Doch das Multimedia-Zeitalter birgt „Risiken und Nebenwirkungen“ (Schrader). Der Hamburger Datenschutzbeauftragte hatte schon im Sommer eindringlich vor datenschutzrechtlichen Problemen im Internet, dem mit 30 Millionen BenutzerInnen weltweit größten On-line-Dienst, gewarnt. Seine Kritik:

– Für die Gebührenabrechnung werden Art und Dauer der Nutzung jedes Teilnehmers „sekundengenau erfaßt“. Es kann festgestellt werden, wer wann welche Informationen abgerufen und wer mit wem elektronisch kommuniziert hat.
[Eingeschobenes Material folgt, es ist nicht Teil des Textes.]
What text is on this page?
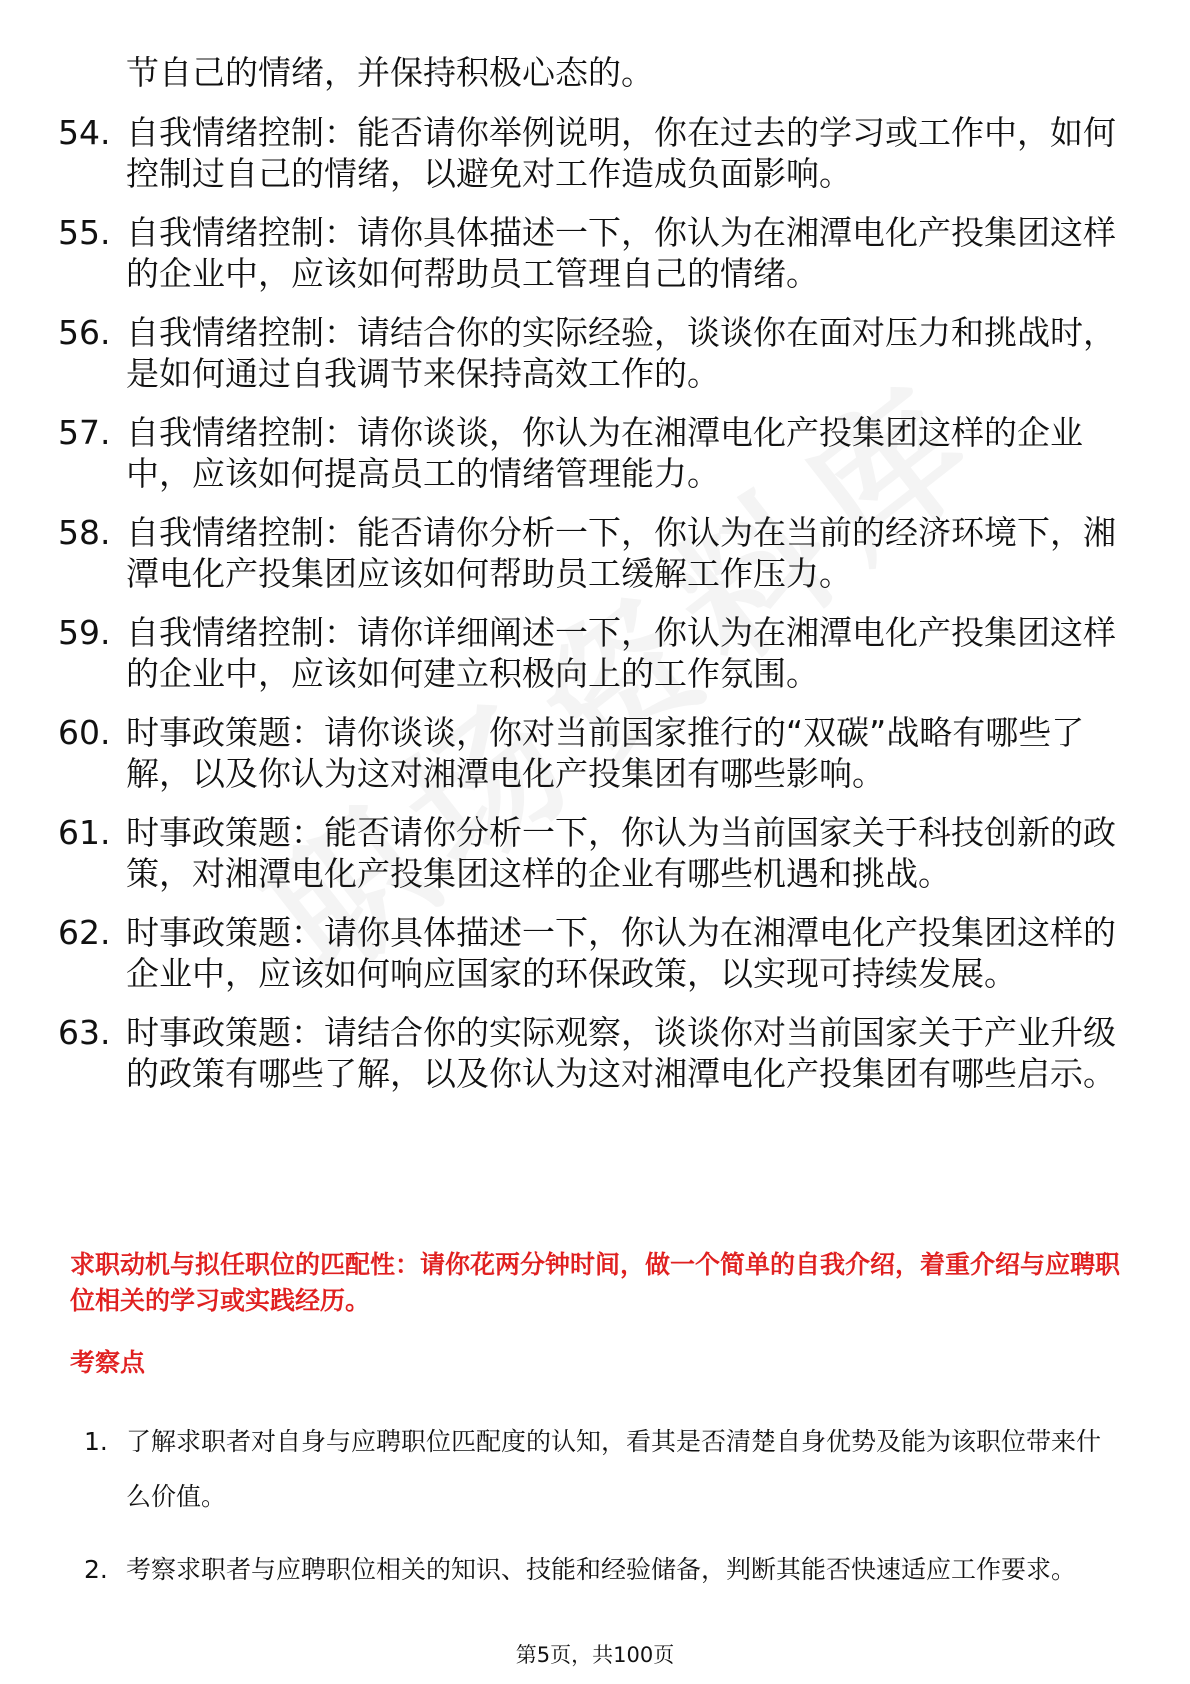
节自己的情绪，并保持积极心态的。
54. 自我情绪控制：能否请你举例说明，你在过去的学习或工作中，如何控制过自己的情绪，以避免对工作造成负面影响。
55. 自我情绪控制：请你具体描述一下，你认为在湘潭电化产投集团这样的企业中，应该如何帮助员工管理自己的情绪。
56. 自我情绪控制：请结合你的实际经验，谈谈你在面对压力和挑战时，是如何通过自我调节来保持高效工作的。
57. 自我情绪控制：请你谈谈，你认为在湘潭电化产投集团这样的企业中，应该如何提高员工的情绪管理能力。
58. 自我情绪控制：能否请你分析一下，你认为在当前的经济环境下，湘潭电化产投集团应该如何帮助员工缓解工作压力。
59. 自我情绪控制：请你详细阐述一下，你认为在湘潭电化产投集团这样的企业中，应该如何建立积极向上的工作氛围。
60. 时事政策题：请你谈谈，你对当前国家推行的“双碳”战略有哪些了解，以及你认为这对湘潭电化产投集团有哪些影响。
61. 时事政策题：能否请你分析一下，你认为当前国家关于科技创新的政策，对湘潭电化产投集团这样的企业有哪些机遇和挑战。
62. 时事政策题：请你具体描述一下，你认为在湘潭电化产投集团这样的企业中，应该如何响应国家的环保政策，以实现可持续发展。
63. 时事政策题：请结合你的实际观察，谈谈你对当前国家关于产业升级的政策有哪些了解，以及你认为这对湘潭电化产投集团有哪些启示。
求职动机与拟任职位的匹配性：请你花两分钟时间，做一个简单的自我介绍，着重介绍与应聘职位相关的学习或实践经历。
考察点
1. 了解求职者对自身与应聘职位匹配度的认知，看其是否清楚自身优势及能为该职位带来什么价值。
2. 考察求职者与应聘职位相关的知识、技能和经验储备，判断其能否快速适应工作要求。
第5页，共100页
Diese Datenspuren können ohne Wissen der Nutzer „zu individuellen Kommunikationsprofilen verdichtet“ werden – Informationen, die für die Werbewirtschaft, aber auch für Behörden – vom Finanzamt bis zur Polizei – interessant sein könnten. Auf der Strecke bliebe laut Schrader, „das Grundrecht auf unbeobachtete Kommunikation“. Schraders Lösungsvorschlag: Durch „anonyme Bezahlverfahren“, etwa mit einer Art aufladbaren Telefonkarte, könnte der persönliche Datenschutz gerettet werden.

– Internet wird zunehmend für geschäftliche Zwecke genutzt, bei denen personenbezogene und auch andere sensible Daten übertragen werden. Problem dabei: Die Nachrichten können von Unberechtigten leicht „abgehört“, aber auch verfälscht, unterdrückt und verzögert werden. Informationen, die in unzureichend gesicherten Rechnern gespeichert sind, können über den Online-Dienst von Computer-–Freaks ebenfalls ausspioniert, manipuliert oder gar gelöscht werden.

Für den Bremer Informatik-Professor Herbert Kubicek ist „massiver Druck vonnöten“, damit der Datenschutz in der Multimedia-Gesellschaft noch einen Fuß in die Tür bekommt. Die Telekom sei als Netzbetreiber an „detailierten Informationen über das NutzerInnen-Verhalten“ interessiert, eine in Zukunft vorstellbare Erledigung des behördlichen Schriftverkehrs über Computer – von der Anmeldung bis zur Steuererklärung – sei „mit dem Datenschutz schwer vereinbar“. Doch einem Höchstmaß an Datenschutz wollen die Online-Betreiber vorbeugen.

Bernd Schiphorst, Geschäftsführer der „Bertelsmann Online“, hält die Auseinandersetzung über die Datenschutz-Risiken der neuen Dienste deshalb auch für eine „typische Schrebergartendiskussion“. Da „wir international marktfähig bleiben müssen“, dürfe es für deutsche Online-Anbieter „keine gesetzlichen Benachteiligungen“ geben. Im Klartext: Für die grenzüberschreitenden „interaktiven Medien“ darf es entweder nur internationale, für alle Anbieter gültige Datenschutzvorschriften geben oder gar keine.

Ein Zuhörer machte es noch deutlicher: Die deutschen Datenschutzregeln müßten sich genau wie die deutschen Online-Dienste im internationalen Wettbewerb bewähren. Doch die Mißbrauchsfurcht sei in anderen Ländern weit weniger ausgeprägt als in Deutschland, daher stünden die Chancen dafür schlecht. Eine Beobachtung, die auch Eckart Haas von der „Gesellschaft für Digitales und Interaktives Fernsehen Hamburg“ gemacht hat.

Als er auf einer Londoner Diskussionsveranstaltung vor Internet-Nutzern die deutschen Datenschutzbedenken angesprochen und Nutzungseinschränkungen gefordert hatte, war er als „Faschist“ beschimpft worden. Einhelliger Tenor der englischen ZuhörInnenschaft: Wir lassen uns den Spaß an Computer-Kommunikation nicht von den Deutschen kaputtmachen.